MULTA POR MATAR PEIXES Mesmo assim, em dezembro de 2008, o Ibama multou os construtores. Para secar parte do rio - onde entraram as máquinas -, dourados, jaús, surubins, tambaquis e tucunarés foram remanejados para outro ponto do Madeira, um caudaloso afluente do Amazonas que nasce na cordilheira dos Andes. A operação poupou 85 toneladas, mas no final, quando a água já estava rasa e com menos oxigênio, morreram 11 toneladas. Muitas das 700 operárias só conheciam o rio como área de piquenique. Aos domingos, elas se divertiam ali com a família e voltavam com o isopor cheio de peixes para o consumo da semana. Por causa dos alagamentos, algumas pequenas ilhas, sítios e praias desapareceram na região das usinas, onde a população ribeirinha, que sobrevivia da pesca, já foi retirada.
De costas, a mineira Laudeci parece um rapaz, com movimentos certeiros no martelo. Ela faz formas para receber cimento. Quando se vira para a câmera fotográfica, revela o rosto de traços delicados. Está há dois meses na obra, como ajudante de carpintaria. "Mas o encarregado já me avisou, vou passar a carpinteira."

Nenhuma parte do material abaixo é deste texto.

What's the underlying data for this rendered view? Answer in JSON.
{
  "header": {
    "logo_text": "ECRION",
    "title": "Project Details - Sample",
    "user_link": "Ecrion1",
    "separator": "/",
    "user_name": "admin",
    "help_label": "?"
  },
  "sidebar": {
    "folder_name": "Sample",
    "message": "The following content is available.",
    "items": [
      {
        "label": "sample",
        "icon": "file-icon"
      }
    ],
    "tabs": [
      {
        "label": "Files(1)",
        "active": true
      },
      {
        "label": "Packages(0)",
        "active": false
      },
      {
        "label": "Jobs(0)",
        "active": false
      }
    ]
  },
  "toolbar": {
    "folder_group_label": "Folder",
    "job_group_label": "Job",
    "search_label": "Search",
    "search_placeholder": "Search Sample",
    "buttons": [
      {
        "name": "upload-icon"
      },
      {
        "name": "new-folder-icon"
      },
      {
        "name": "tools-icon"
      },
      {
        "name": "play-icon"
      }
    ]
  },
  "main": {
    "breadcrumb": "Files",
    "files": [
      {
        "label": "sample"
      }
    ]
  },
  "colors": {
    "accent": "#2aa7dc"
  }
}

A rapidez com que os fatos se sucedem no canteiro é o que mais surpreende essa ex-doméstica, mãe de uma menina de 6 anos. Os números também impressionam: o cimento empregado na Santo Antônio seria suficiente para erguer 37 estádios do Maracanã, e as 138 mil toneladas de ferro dariam para moldar 18 torres Eiffel. Quando estiver produzindo energia a plena carga, em 2015, a usina atenderá o correspondente a 11 milhões de casas - ou cinco vezes o consumo da capital paulista. No sistema nacional de energia, Santo Antônio ocupará o terceiro lugar, oferecendo 3150 megawatts, atrás das usinas de Itaipu, na fronteira com o Paraguai, e Tucuruí, no Pará. Laudeci não consegue ver direito a importância do negócio do qual participa. Saindo dali, seguirá à noite para o seu curso de auxiliar de enfermagem.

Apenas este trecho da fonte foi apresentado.